El Anciano miró más allá de Setrakian, en dirección al exterminador, con una expresión de desprecio en sus ojos hundidos, pero también con algo semejante a la compasión.

Sadum. Amurah. Y su nombre... nuestro nombre...

Setrakian cayó en la cuenta: «Oziriel, el Ángel de la Muerte». Y entonces lo entendió, y se le ocurrieron todas las preguntas pertinentes, pero ya era demasiado tarde. Un estallido de luz blanca, una pulsación de energía, y el último Anciano del Nuevo Mundo se desvaneció en una dispersión de cenizas níveas.

Los últimos cazadores se retorcieron en un espasmo de dolor, y se evaporaron entre las ropas humeantes.

Setrakian sintió que una ráfaga de aire ionizado mecía su ropa antes de desvanecerse.

Se dejó caer, apoyado en su bastón. Los Ancianos habían dejado de existir.

A pesar de todo, aún prevalecía una maldad más grande.

En la atomización de los Ancianos, Setrakian vislumbró su propio destino.

—¿Qué hacemos? —preguntó Fet.

Setrakian recuperó la voz.

—Reunir los restos.

—¿Estás seguro?

Setrakian asintió con la cabeza.

—Conseguir la urna. El relicario puede venir más adelante.

Se volvió y miró a Gus. El asesino de vampiros escarbaba entre las ropas de un cazador con la punta de su espada de plata.

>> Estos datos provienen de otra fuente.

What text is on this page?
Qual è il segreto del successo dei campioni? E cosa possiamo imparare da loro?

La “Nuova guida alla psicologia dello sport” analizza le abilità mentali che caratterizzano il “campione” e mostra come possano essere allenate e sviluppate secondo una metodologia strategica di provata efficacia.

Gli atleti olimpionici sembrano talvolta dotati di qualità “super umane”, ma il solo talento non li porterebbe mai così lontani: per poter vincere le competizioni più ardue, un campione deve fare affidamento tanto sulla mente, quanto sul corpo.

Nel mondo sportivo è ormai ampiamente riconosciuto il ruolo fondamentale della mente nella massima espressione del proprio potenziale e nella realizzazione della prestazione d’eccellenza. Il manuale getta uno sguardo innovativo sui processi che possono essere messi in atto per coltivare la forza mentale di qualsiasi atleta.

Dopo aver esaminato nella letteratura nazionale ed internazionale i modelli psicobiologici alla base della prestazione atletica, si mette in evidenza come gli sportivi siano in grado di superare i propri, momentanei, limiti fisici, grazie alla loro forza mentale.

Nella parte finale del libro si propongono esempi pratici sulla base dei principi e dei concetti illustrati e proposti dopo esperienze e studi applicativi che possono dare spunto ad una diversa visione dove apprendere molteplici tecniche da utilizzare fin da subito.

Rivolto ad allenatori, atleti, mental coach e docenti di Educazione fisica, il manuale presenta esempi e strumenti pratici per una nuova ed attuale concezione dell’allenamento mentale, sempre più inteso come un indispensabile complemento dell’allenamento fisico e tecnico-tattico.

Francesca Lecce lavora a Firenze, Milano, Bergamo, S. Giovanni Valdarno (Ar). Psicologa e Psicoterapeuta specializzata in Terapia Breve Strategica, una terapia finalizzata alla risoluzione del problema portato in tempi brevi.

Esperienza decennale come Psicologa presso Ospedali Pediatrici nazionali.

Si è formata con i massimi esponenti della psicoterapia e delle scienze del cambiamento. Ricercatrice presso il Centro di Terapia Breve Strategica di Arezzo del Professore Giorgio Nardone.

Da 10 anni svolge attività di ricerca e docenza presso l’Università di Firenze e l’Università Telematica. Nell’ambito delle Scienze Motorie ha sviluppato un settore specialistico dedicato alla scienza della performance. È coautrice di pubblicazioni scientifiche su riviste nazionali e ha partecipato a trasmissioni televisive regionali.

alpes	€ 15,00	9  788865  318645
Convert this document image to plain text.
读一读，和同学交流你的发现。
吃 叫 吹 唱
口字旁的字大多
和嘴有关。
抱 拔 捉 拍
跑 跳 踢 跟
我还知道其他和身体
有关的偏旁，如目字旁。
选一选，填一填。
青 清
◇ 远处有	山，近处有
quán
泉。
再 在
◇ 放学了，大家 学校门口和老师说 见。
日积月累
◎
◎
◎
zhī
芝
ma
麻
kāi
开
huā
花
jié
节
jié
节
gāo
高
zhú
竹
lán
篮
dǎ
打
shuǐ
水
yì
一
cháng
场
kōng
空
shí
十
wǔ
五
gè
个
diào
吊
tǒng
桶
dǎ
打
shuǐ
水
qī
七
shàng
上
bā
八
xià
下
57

Estaba inspeccionando la habitación en busca del señor Quinlan —o de sus restos—, pero el jefe de los cazadores no aparecía por ninguna parte.

No obstante, la estrecha puerta del extremo izquierdo de la sala —la de ébano que había cruzado Quinlan al entrar— estaba entreabierta.

Recordó las palabras que los Ancianos habían pronunciado el día de su primer encuentro:
Él es nuestro mejor cazador. Eficiente y leal. Excepcional en muchos aspectos.

¿Quinlan se había salvado? ¿Por qué no se había desintegrado como los demás?

—¿Qué sucede? —preguntó Setrakian, acercándose a Gus.

—Quinlan, uno de los cazadores..., no dejó rastro. ¿Adónde se fue? —dijo Gus.